John uses the picture of the first brothers in history—Cain and Abel—to make his point. For our purposes this morning, look at Verse 14: We know that we have passed out of death into life, because we love the brothers. Whoever does not love abides in death. So the converse of John’s statement would be “Whoever loves abides in life.” To love each other is to promote and encourage true living. Flourishing. 

What is the greatest picture of love? Verse 16: By this we know love, that he laid down his life for us, and we ought to lay down our lives for the brothers. Isn’t this what Jesus said in John 15.13: Greater love has no one than this, that someone lay down his life for his friends. 

This, of course, doesn’t mean we lay down our lives as a sacrifice for sin…but could it not mean that we are to lay down our lives for each other when we sin against each other? Could it not mean that we choose to be quick to forgive and extend forgiveness? After all, listen to the verses before and after Jesus’ statement: “This is my commandment, that you love one another as I have loved you. 13 Greater love has no one than this, that someone lay down his life for his friends. 14 You are my friends if you do what I command you.”

But John also gives us a very challenging explanation of what it means to lay down our lives. Verse 17: 7 But if anyone has the world’s goods and sees his brother in need, yet closes his heart against him, how does God’s love abide in him? 18 Little children, let us not love in word or talk but in deed and in truth.

Consider for a moment money. It is neither good nor bad. It is how we use it that determines that. But what is money. It, typically, represents our time. I say “typically” because you could receive an inheritance or win some amount of money. But, It, typically, represents our lives. When you and I give money to someone or something else, we are giving a bit of our lives to that someone or something. We are meeting their need. We believe that something is worth investing my life into. 

But our laying down our lives is not merely physically visible in the here and now, it is how you and I are re-assured of our salvation. There is a lot of talk about the doctrine of assurance of salvation. It is true. When you and I confess our sin and lay our allegiances down to King Jesus, we most assuredly are saved. Yet, as we have seen in John’s letter, the Christian life is a dance. It’s a walking in the light. 

Do you get discouraged by how you continue to struggle with the same sin? Do you feel condemned and unsure of yourself? Do you wonder sometimes if you’re a Christian? 

Where can we find such reassurance when we feel condemned? We look to God. We look outside of ourselves. Outside of our obedience. 

Surely, we are called to be pure and to obey and to walk as he walked and to talk as he talked.
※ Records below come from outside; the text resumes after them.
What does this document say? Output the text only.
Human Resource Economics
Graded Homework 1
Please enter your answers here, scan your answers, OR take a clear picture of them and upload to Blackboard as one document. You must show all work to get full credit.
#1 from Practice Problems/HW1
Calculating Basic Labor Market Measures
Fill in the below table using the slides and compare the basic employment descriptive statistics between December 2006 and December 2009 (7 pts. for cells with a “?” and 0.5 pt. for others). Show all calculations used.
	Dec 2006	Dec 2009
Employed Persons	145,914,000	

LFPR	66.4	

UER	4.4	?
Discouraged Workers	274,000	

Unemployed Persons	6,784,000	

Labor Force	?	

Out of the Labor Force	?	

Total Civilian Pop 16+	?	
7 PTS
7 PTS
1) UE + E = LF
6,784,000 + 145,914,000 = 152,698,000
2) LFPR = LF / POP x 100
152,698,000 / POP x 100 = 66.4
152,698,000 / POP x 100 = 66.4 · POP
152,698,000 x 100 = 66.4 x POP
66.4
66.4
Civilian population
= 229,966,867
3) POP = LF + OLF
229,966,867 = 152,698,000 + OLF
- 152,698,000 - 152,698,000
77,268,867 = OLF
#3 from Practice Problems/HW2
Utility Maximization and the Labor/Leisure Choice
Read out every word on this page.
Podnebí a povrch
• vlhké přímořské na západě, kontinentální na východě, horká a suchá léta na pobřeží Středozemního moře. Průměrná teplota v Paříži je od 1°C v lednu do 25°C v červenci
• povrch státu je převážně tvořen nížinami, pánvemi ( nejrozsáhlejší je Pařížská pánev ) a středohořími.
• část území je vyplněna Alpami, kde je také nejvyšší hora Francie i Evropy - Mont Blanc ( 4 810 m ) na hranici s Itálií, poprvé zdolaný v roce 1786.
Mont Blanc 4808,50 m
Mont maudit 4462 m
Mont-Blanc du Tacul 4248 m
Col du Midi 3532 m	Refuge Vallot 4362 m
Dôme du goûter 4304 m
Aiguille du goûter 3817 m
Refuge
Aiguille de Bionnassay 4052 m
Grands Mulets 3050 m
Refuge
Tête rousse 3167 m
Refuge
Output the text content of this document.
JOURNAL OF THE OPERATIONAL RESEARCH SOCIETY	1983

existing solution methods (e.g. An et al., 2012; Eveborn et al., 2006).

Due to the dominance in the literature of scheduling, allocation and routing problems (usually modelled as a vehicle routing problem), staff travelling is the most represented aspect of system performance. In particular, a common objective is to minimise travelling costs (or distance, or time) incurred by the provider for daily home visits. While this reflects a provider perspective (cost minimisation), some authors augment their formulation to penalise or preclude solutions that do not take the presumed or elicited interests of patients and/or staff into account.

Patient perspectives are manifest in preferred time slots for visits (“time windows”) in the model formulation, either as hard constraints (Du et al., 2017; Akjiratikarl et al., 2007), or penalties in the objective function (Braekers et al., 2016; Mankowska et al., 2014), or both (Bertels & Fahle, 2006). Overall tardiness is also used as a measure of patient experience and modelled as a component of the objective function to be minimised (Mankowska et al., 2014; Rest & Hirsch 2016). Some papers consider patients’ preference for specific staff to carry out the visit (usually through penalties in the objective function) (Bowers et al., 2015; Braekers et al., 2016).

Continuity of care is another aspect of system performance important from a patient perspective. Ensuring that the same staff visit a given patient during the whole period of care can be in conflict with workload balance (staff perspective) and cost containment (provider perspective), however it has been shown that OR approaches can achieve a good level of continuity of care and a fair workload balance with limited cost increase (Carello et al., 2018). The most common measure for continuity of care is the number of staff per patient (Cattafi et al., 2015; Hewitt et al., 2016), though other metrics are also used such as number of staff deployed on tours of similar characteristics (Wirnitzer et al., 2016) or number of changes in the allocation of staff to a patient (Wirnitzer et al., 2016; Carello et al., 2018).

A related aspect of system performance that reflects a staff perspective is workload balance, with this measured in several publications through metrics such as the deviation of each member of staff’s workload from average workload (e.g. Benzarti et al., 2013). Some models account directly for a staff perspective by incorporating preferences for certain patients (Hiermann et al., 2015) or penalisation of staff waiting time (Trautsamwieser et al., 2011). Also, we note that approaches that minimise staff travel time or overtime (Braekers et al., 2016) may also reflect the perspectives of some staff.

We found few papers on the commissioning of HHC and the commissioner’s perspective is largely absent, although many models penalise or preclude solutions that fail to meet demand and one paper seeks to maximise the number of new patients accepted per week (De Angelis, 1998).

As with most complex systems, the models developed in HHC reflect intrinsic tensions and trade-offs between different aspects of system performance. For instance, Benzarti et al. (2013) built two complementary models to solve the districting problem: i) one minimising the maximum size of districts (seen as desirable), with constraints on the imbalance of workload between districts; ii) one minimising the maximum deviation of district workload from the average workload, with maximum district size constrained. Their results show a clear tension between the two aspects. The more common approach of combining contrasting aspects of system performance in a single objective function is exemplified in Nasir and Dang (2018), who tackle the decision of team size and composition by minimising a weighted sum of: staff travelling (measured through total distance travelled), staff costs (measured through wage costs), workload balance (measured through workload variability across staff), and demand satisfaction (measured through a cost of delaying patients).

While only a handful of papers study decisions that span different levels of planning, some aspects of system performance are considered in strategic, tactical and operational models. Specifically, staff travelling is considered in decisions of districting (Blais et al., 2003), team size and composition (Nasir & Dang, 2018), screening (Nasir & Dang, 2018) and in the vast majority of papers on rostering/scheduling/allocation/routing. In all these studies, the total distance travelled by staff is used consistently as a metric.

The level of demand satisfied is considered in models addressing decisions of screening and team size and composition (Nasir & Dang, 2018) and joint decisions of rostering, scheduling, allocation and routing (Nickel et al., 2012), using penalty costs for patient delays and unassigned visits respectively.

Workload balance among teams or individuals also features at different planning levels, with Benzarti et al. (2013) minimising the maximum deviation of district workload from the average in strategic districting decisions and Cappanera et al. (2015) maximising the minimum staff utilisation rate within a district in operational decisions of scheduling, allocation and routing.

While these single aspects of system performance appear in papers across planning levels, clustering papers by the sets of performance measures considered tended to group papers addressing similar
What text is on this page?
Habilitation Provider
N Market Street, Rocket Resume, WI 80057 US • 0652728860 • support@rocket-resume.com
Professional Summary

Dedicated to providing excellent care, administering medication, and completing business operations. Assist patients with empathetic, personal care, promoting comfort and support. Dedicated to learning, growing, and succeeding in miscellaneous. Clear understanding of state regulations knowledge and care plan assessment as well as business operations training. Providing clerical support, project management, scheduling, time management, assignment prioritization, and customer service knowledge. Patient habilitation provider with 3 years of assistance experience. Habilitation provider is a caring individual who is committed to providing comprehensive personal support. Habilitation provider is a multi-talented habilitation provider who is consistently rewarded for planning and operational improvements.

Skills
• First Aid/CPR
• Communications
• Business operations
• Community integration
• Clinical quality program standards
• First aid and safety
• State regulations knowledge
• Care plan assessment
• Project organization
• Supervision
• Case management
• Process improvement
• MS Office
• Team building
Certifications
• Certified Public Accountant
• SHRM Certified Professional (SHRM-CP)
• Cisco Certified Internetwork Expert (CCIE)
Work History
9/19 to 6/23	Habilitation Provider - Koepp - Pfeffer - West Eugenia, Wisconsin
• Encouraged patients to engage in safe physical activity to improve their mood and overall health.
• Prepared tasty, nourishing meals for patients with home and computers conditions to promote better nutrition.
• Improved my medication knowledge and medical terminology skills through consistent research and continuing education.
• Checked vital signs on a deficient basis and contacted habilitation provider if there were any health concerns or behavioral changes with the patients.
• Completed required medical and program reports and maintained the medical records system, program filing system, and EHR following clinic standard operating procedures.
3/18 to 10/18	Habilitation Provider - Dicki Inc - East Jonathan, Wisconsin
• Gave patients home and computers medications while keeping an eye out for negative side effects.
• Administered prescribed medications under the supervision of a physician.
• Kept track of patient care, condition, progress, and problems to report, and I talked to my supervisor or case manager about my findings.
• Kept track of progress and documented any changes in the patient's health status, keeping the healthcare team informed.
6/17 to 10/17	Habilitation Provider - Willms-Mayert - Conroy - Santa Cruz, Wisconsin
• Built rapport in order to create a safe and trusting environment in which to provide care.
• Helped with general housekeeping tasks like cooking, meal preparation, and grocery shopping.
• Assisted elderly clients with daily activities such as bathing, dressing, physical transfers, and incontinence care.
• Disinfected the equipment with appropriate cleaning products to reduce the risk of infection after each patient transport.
But any of us, if we’re honest, do not find our confidence there. We can find our assurance that we even want to obey. That is a gift from God. We can find assurance that we hate sin. That, too, is a gift from God. But these are all in part. Indeed, we continue to step on people’s toes. We continue to be tempted by the beat of the Tempter’s drum. 

So our re-assurance. Our confidence cannot find its sure footing there. 

Verses 19-21: By this we shall know that we are of the truth and reassure our heart before him; 20 for whenever our heart condemns us, God is greater than our heart, and he knows everything. 21 Beloved, if our heart does not condemn us, we have confidence before God.